🤖 AI Summary
To address the high computational cost and deployment challenges of multimodal large language models (MLLMs), this paper proposes Visual Token Withdrawal (VTW), a training-free, plug-and-play inference acceleration mechanism. Motivated by the newly identified phenomena of “attention settling” and “visual information migration”, we formulate the deep visual token redundancy hypothesis. VTW introduces a layer-adaptive withdrawal strategy that dynamically selects withdrawal layers via attention analysis and KL-divergence-based criteria, followed by token pruning and inference path redirection to enable text-token-only forward propagation. Crucially, VTW requires no fine-tuning or architectural modification. Evaluated across multiple benchmarks, it achieves over 40% average speedup with less than 0.5% performance degradation, significantly enhancing MLLM inference efficiency and practical deployability.
📝 Abstract
Multimodal large language models (MLLMs) demand considerable computations for inference due to the extensive parameters and the additional input tokens needed for visual information representation. Herein, we introduce Visual Tokens Withdrawal (VTW), a plug-and-play module to boost MLLMs for rapid inference. Our approach is inspired by two intriguing phenomena we have observed: (1) the attention sink phenomenon that is prevalent in LLMs also persists in MLLMs, suggesting that initial tokens and nearest tokens receive the majority of attention, while middle vision tokens garner minimal attention in deep layers; (2) the presence of information migration, which implies that visual information is transferred to subsequent text tokens within the first few layers of MLLMs.

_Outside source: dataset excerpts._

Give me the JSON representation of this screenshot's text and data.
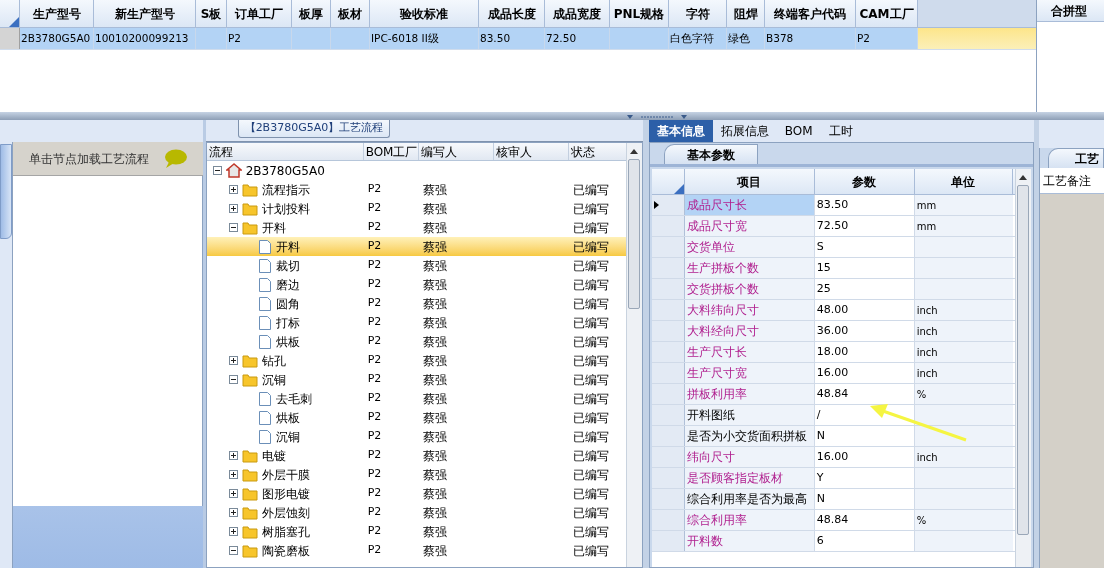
{
  "top_table": {
    "columns": [
      "生产型号",
      "新生产型号",
      "S板",
      "订单工厂",
      "板厚",
      "板材",
      "验收标准",
      "成品长度",
      "成品宽度",
      "PNL规格",
      "字符",
      "阻焊",
      "终端客户代码",
      "CAM工厂"
    ],
    "rows": [
      {
        "selected": true,
        "cells": [
          "2B3780G5A0",
          "10010200099213",
          null,
          "P2",
          null,
          null,
          "IPC-6018 II级",
          "83.50",
          "72.50",
          null,
          "白色字符",
          "绿色",
          "B378",
          "P2"
        ]
      }
    ]
  },
  "merge_panel": {
    "title": "合拼型"
  },
  "hint_panel": {
    "hint": "单击节点加载工艺流程"
  },
  "flow_panel": {
    "title": "【2B3780G5A0】工艺流程",
    "columns": [
      "流程",
      "BOM工厂",
      "编写人",
      "核审人",
      "状态"
    ],
    "tree": [
      {
        "label": "2B3780G5A0",
        "kind": "root",
        "expanded": true,
        "selected": false,
        "children": [
          {
            "label": "流程指示",
            "kind": "folder",
            "expanded": false,
            "selected": false,
            "bom": "P2",
            "writer": "蔡强",
            "status": "已编写"
          },
          {
            "label": "计划投料",
            "kind": "folder",
            "expanded": false,
            "selected": false,
            "bom": "P2",
            "writer": "蔡强",
            "status": "已编写"
          },
          {
            "label": "开料",
            "kind": "folder",
            "expanded": true,
            "selected": false,
            "bom": "P2",
            "writer": "蔡强",
            "status": "已编写",
            "children": [
              {
                "label": "开料",
                "kind": "step",
                "selected": true,
                "bom": "P2",
                "writer": "蔡强",
                "status": "已编写"
              },
              {
                "label": "裁切",
                "kind": "step",
                "selected": false,
                "bom": "P2",
                "writer": "蔡强",
                "status": "已编写"
              },
              {
                "label": "磨边",
                "kind": "step",
                "selected": false,
                "bom": "P2",
                "writer": "蔡强",
                "status": "已编写"
              },
              {
                "label": "圆角",
                "kind": "step",
                "selected": false,
                "bom": "P2",
                "writer": "蔡强",
                "status": "已编写"
              },
              {
                "label": "打标",
                "kind": "step",
                "selected": false,
                "bom": "P2",
                "writer": "蔡强",
                "status": "已编写"
              },
              {
                "label": "烘板",
                "kind": "step",
                "selected": false,
                "bom": "P2",
                "writer": "蔡强",
                "status": "已编写"
              }
            ]
          },
          {
            "label": "钻孔",
            "kind": "folder",
            "expanded": false,
            "selected": false,
            "bom": "P2",
            "writer": "蔡强",
            "status": "已编写"
          },
          {
            "label": "沉铜",
            "kind": "folder",
            "expanded": true,
            "selected": false,
            "bom": "P2",
            "writer": "蔡强",
            "status": "已编写",
            "children": [
              {
                "label": "去毛刺",
                "kind": "step",
                "selected": false,
                "bom": "P2",
                "writer": "蔡强",
                "status": "已编写"
              },
              {
                "label": "烘板",
                "kind": "step",
                "selected": false,
                "bom": "P2",
                "writer": "蔡强",
                "status": "已编写"
              },
              {
                "label": "沉铜",
                "kind": "step",
                "selected": false,
                "bom": "P2",
                "writer": "蔡强",
                "status": "已编写"
              }
            ]
          },
          {
            "label": "电镀",
            "kind": "folder",
            "expanded": false,
            "selected": false,
            "bom": "P2",
            "writer": "蔡强",
            "status": "已编写"
          },
          {
            "label": "外层干膜",
            "kind": "folder",
            "expanded": false,
            "selected": false,
            "bom": "P2",
            "writer": "蔡强",
            "status": "已编写"
          },
          {
            "label": "图形电镀",
            "kind": "folder",
            "expanded": false,
            "selected": false,
            "bom": "P2",
            "writer": "蔡强",
            "status": "已编写"
          },
          {
            "label": "外层蚀刻",
            "kind": "folder",
            "expanded": false,
            "selected": false,
            "bom": "P2",
            "writer": "蔡强",
            "status": "已编写"
          },
          {
            "label": "树脂塞孔",
            "kind": "folder",
            "expanded": false,
            "selected": false,
            "bom": "P2",
            "writer": "蔡强",
            "status": "已编写"
          },
          {
            "label": "陶瓷磨板",
            "kind": "folder",
            "expanded": true,
            "selected": false,
            "bom": "P2",
            "writer": "蔡强",
            "status": "已编写"
          }
        ]
      }
    ]
  },
  "info_panel": {
    "tabs": [
      {
        "label": "基本信息",
        "selected": true
      },
      {
        "label": "拓展信息",
        "selected": false
      },
      {
        "label": "BOM",
        "selected": false
      },
      {
        "label": "工时",
        "selected": false
      }
    ],
    "subtab": "基本参数",
    "columns": [
      "项目",
      "参数",
      "单位"
    ],
    "rows": [
      {
        "name": "成品尺寸长",
        "value": "83.50",
        "unit": "mm",
        "emphasized": true,
        "selected": true
      },
      {
        "name": "成品尺寸宽",
        "value": "72.50",
        "unit": "mm",
        "emphasized": true,
        "selected": false
      },
      {
        "name": "交货单位",
        "value": "S",
        "emphasized": true,
        "selected": false
      },
      {
        "name": "生产拼板个数",
        "value": "15",
        "emphasized": true,
        "selected": false
      },
      {
        "name": "交货拼板个数",
        "value": "25",
        "emphasized": true,
        "selected": false
      },
      {
        "name": "大料纬向尺寸",
        "value": "48.00",
        "unit": "inch",
        "emphasized": true,
        "selected": false
      },
      {
        "name": "大料经向尺寸",
        "value": "36.00",
        "unit": "inch",
        "emphasized": true,
        "selected": false
      },
      {
        "name": "生产尺寸长",
        "value": "18.00",
        "unit": "inch",
        "emphasized": true,
        "selected": false
      },
      {
        "name": "生产尺寸宽",
        "value": "16.00",
        "unit": "inch",
        "emphasized": true,
        "selected": false
      },
      {
        "name": "拼板利用率",
        "value": "48.84",
        "unit": "%",
        "emphasized": true,
        "selected": false
      },
      {
        "name": "开料图纸",
        "value": "/",
        "emphasized": false,
        "selected": false
      },
      {
        "name": "是否为小交货面积拼板",
        "value": "N",
        "emphasized": false,
        "selected": false
      },
      {
        "name": "纬向尺寸",
        "value": "16.00",
        "unit": "inch",
        "emphasized": true,
        "selected": false
      },
      {
        "name": "是否顾客指定板材",
        "value": "Y",
        "emphasized": true,
        "selected": false
      },
      {
        "name": "综合利用率是否为最高",
        "value": "N",
        "emphasized": false,
        "selected": false
      },
      {
        "name": "综合利用率",
        "value": "48.84",
        "unit": "%",
        "emphasized": true,
        "selected": false
      },
      {
        "name": "开料数",
        "value": "6",
        "emphasized": true,
        "selected": false
      }
    ]
  },
  "notes_panel": {
    "tab": "工艺",
    "label": "工艺备注"
  }
}
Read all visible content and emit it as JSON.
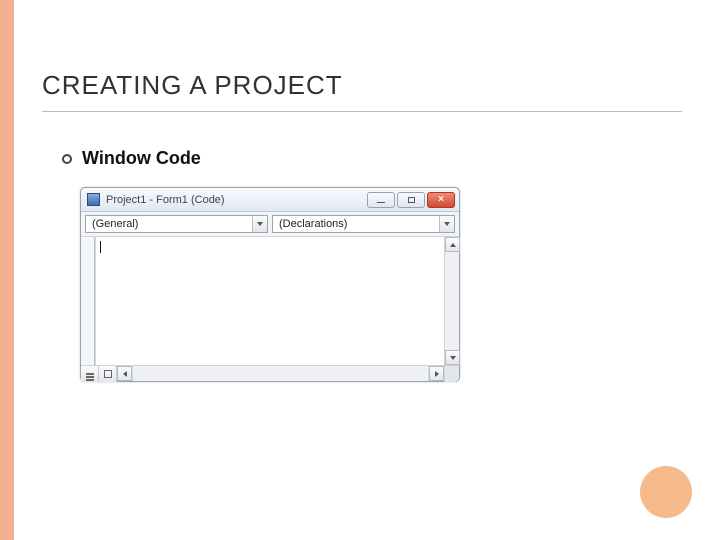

As per our findings, we conclude that vision tokens are unnecessary in the deep layers of MLLMs. Thus, we strategically withdraw them at a certain layer, enabling only text tokens to engage in subsequent layers. To pinpoint the ideal layer for VTW, we initially analyze a limited set of tiny datasets and choose the first layer that meets the Kullback-Leibler divergence criterion. Our VTW approach can cut computational overhead by over 40% across diverse multimodal tasks while maintaining performance.